Once soundflower was successfully installed I opened up the MIDI setup and selected soundflower two channel, 48kHz. Under the soundflower settings I selected M-audio fast track pro. The fast track pro has 4 output channels so I just choose which channels I'm using and route the audio to the appropriate output on the M-audio.

I don't need to do anything with the settings on REW, if I can get the outputs and inputs working correctly on the computer (which sometimes takes a little exiting out of soundflower and restarting, or even restarting the computer, or powering off the M-audio and powering back on) then everything automatically works with REW. However sometimes when everything is working input output wise I then have to exit out of REW and then reopen the application.

What issue are you having exactly?

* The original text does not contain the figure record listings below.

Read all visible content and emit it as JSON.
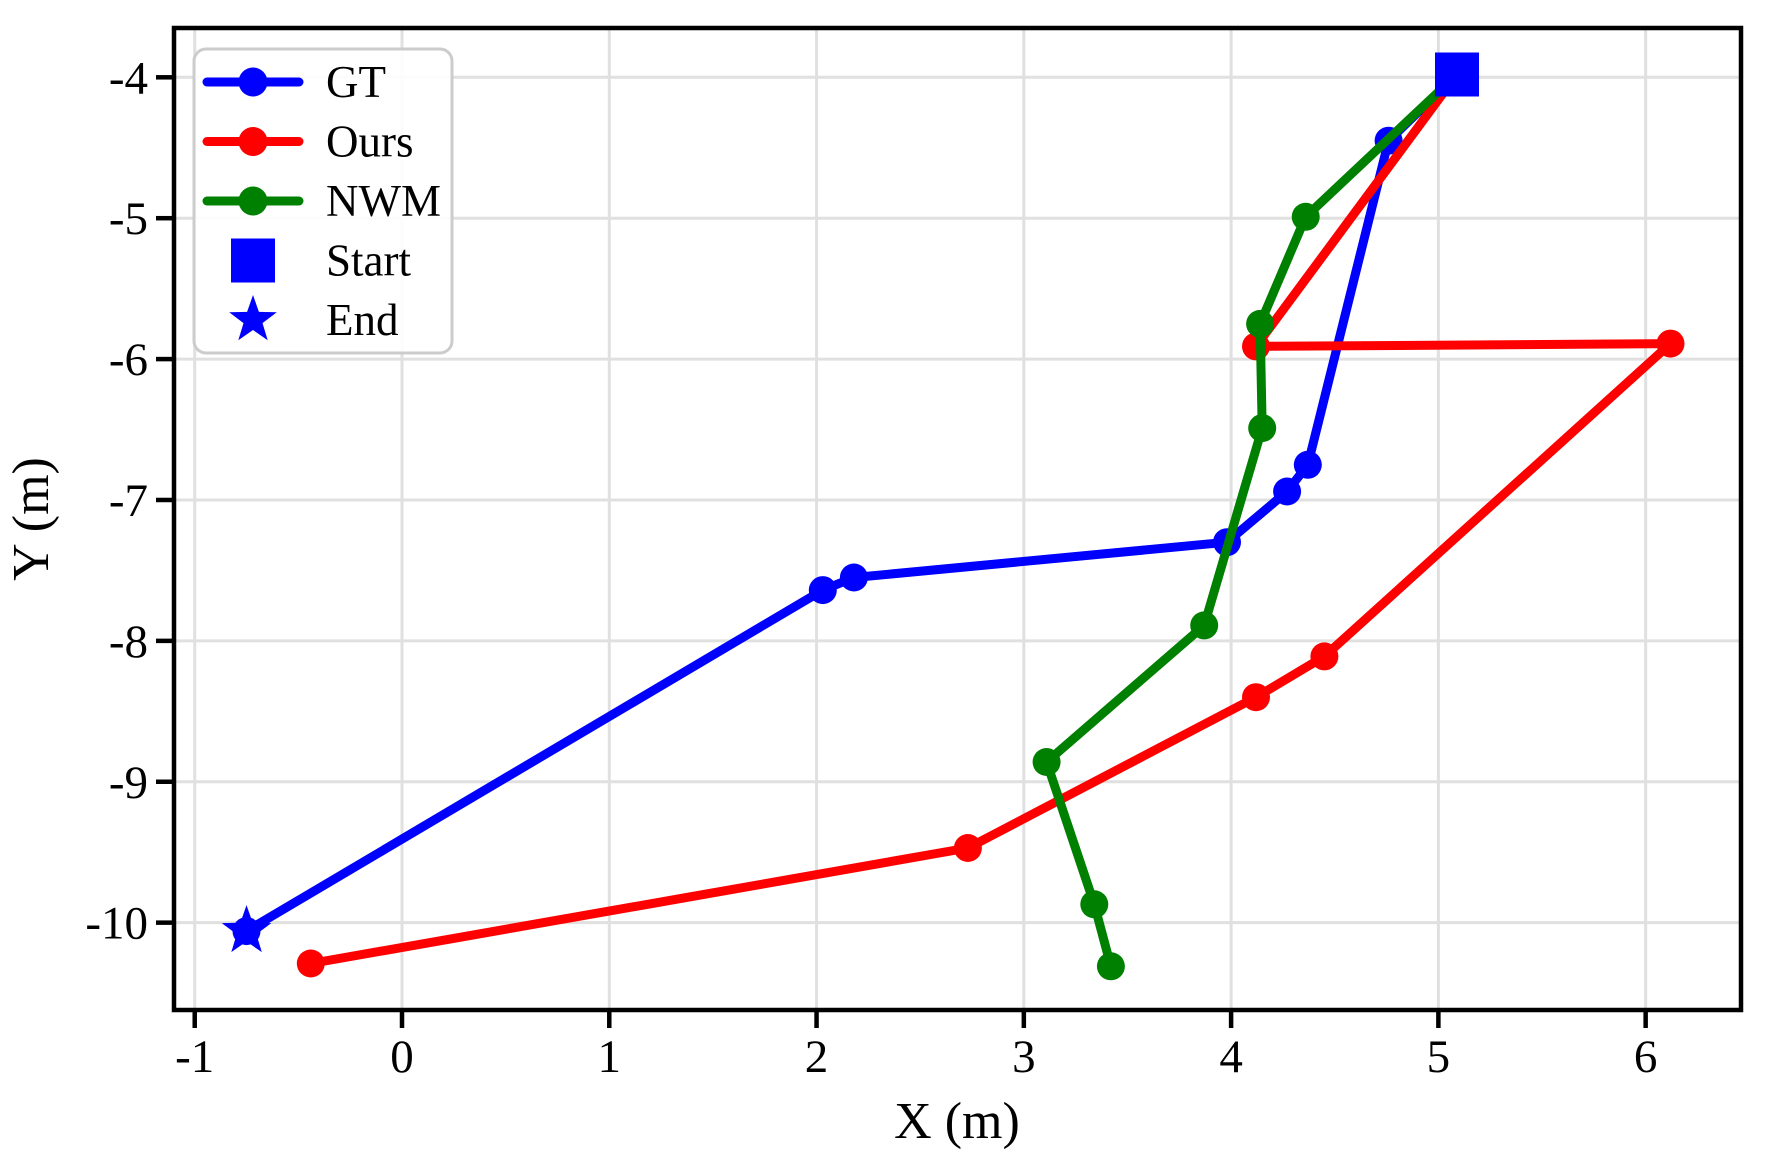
{
  "chart_data": {
    "type": "line",
    "title": "",
    "xlabel": "X (m)",
    "ylabel": "Y (m)",
    "xlim": [
      -1.1,
      6.46
    ],
    "ylim": [
      -10.62,
      -3.65
    ],
    "xticks": [
      -1,
      0,
      1,
      2,
      3,
      4,
      5,
      6
    ],
    "yticks": [
      -4,
      -5,
      -6,
      -7,
      -8,
      -9,
      -10
    ],
    "grid": true,
    "grid_color": "#e0e0e0",
    "legend_position": "upper-left",
    "series": [
      {
        "name": "GT",
        "color": "#0000ff",
        "marker": "circle",
        "points": [
          [
            5.09,
            -3.98
          ],
          [
            4.76,
            -4.45
          ],
          [
            4.37,
            -6.75
          ],
          [
            4.27,
            -6.94
          ],
          [
            3.98,
            -7.3
          ],
          [
            2.18,
            -7.55
          ],
          [
            2.03,
            -7.64
          ],
          [
            -0.75,
            -10.06
          ]
        ]
      },
      {
        "name": "Ours",
        "color": "#ff0000",
        "marker": "circle",
        "points": [
          [
            5.09,
            -3.98
          ],
          [
            4.12,
            -5.91
          ],
          [
            6.12,
            -5.89
          ],
          [
            4.45,
            -8.11
          ],
          [
            4.12,
            -8.4
          ],
          [
            2.73,
            -9.47
          ],
          [
            -0.44,
            -10.29
          ]
        ]
      },
      {
        "name": "NWM",
        "color": "#008000",
        "marker": "circle",
        "points": [
          [
            5.09,
            -3.98
          ],
          [
            4.36,
            -4.99
          ],
          [
            4.14,
            -5.75
          ],
          [
            4.15,
            -6.49
          ],
          [
            3.87,
            -7.89
          ],
          [
            3.11,
            -8.86
          ],
          [
            3.34,
            -9.87
          ],
          [
            3.42,
            -10.31
          ]
        ]
      }
    ],
    "annotations": [
      {
        "label": "Start",
        "shape": "square",
        "color": "#0000ff",
        "point": [
          5.09,
          -3.98
        ]
      },
      {
        "label": "End",
        "shape": "star",
        "color": "#0000ff",
        "point": [
          -0.75,
          -10.06
        ]
      }
    ],
    "legend": [
      {
        "label": "GT",
        "color": "#0000ff",
        "sample": "line-circle"
      },
      {
        "label": "Ours",
        "color": "#ff0000",
        "sample": "line-circle"
      },
      {
        "label": "NWM",
        "color": "#008000",
        "sample": "line-circle"
      },
      {
        "label": "Start",
        "color": "#0000ff",
        "sample": "square"
      },
      {
        "label": "End",
        "color": "#0000ff",
        "sample": "star"
      }
    ]
  }
}
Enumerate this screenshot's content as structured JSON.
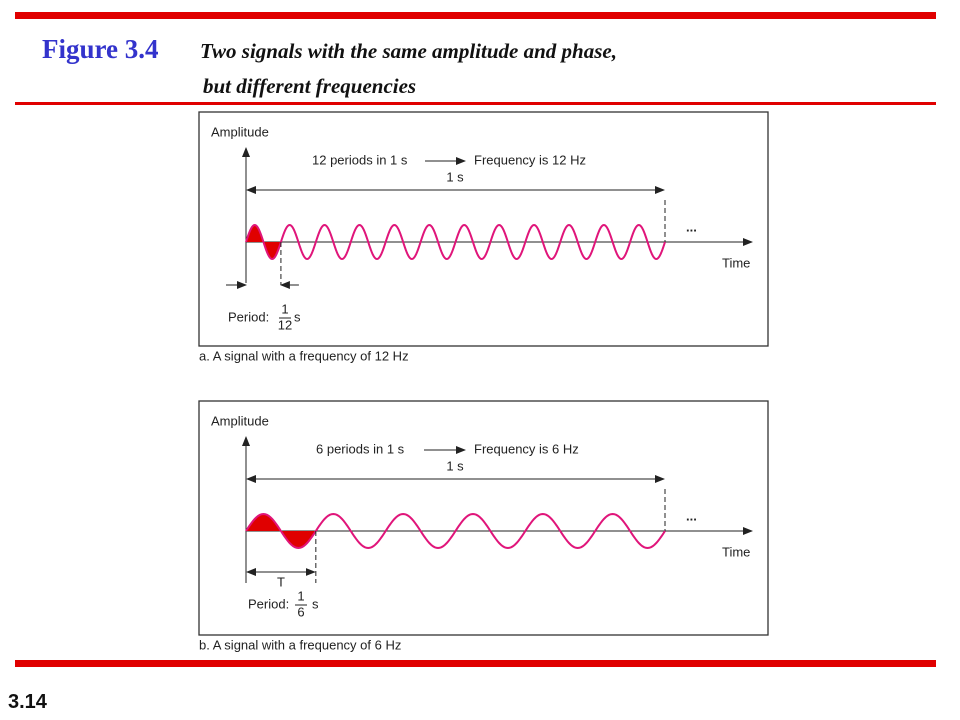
{
  "header": {
    "figure_label": "Figure 3.4",
    "caption_lines": [
      "Two signals with the same amplitude and phase,",
      "but different frequencies"
    ]
  },
  "panels": [
    {
      "y_axis_label": "Amplitude",
      "periods_text": "12 periods in 1 s",
      "frequency_text": "Frequency is 12 Hz",
      "duration_label": "1 s",
      "ellipsis": "...",
      "x_axis_label": "Time",
      "period_label": "Period:",
      "period_numerator": "1",
      "period_denominator": "12",
      "period_unit": "s",
      "caption": "a. A signal with a frequency of 12 Hz"
    },
    {
      "y_axis_label": "Amplitude",
      "periods_text": "6 periods in 1 s",
      "frequency_text": "Frequency is 6 Hz",
      "duration_label": "1 s",
      "ellipsis": "...",
      "x_axis_label": "Time",
      "period_symbol": "T",
      "period_label": "Period:",
      "period_numerator": "1",
      "period_denominator": "6",
      "period_unit": "s",
      "caption": "b. A signal with a frequency of 6 Hz"
    }
  ],
  "footer": {
    "slide_number": "3.14"
  }
}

REW isn't recognizing your mic? REW isn't outputting tones or sweeps?


----------



## maniac0r (Oct 31, 2012)

May I ask if this problem still persists with OSX 10.8.2 and Oracle Java v7 update10 ?

I'm considering buying RME BabyFace mainly for usage with REW, and maybe some vinyl/tape transfer in the future, I do not need specifically multichannel device, but like to have high quality ADC in case I will do the transfers in future..
Would like to avoid soundflower as it seems not to be 100% without the hassle 
Thank you!


----------



## EarlK (Jan 1, 2010)

maniac0r said:


> May I ask if this problem still persists with OSX 10.8.2 and Oracle Java v7 update10 ?
> 
> I'm considering buying RME BabyFace mainly for usage with REW, and maybe some vinyl/tape transfer in the future, I do not need specifically multichannel device, but like to have high quality ADC in case I will do the transfers in future..
> Would like to avoid soundflower as it seems not to be 100% without the hassle
> Thank you!


- I doubt that there is an authoritative answer to your question, since the author of REW ( JohnM ) does not ( currently ) have a computer capable of running the most recent OSX flavors . 

- Interpret that info as you may .

- Personally, I think you're better moving towards Windows ( via Bootcamp/Parallels, etc. ) for all audio testing needs, since that seems to be the focus of REW updates ( along with others ) .

- The "KISS" approach is to buy a USB-based test microphone from either miniDSP or  *Cross-Spectrum Labs .* 

:sn:


----------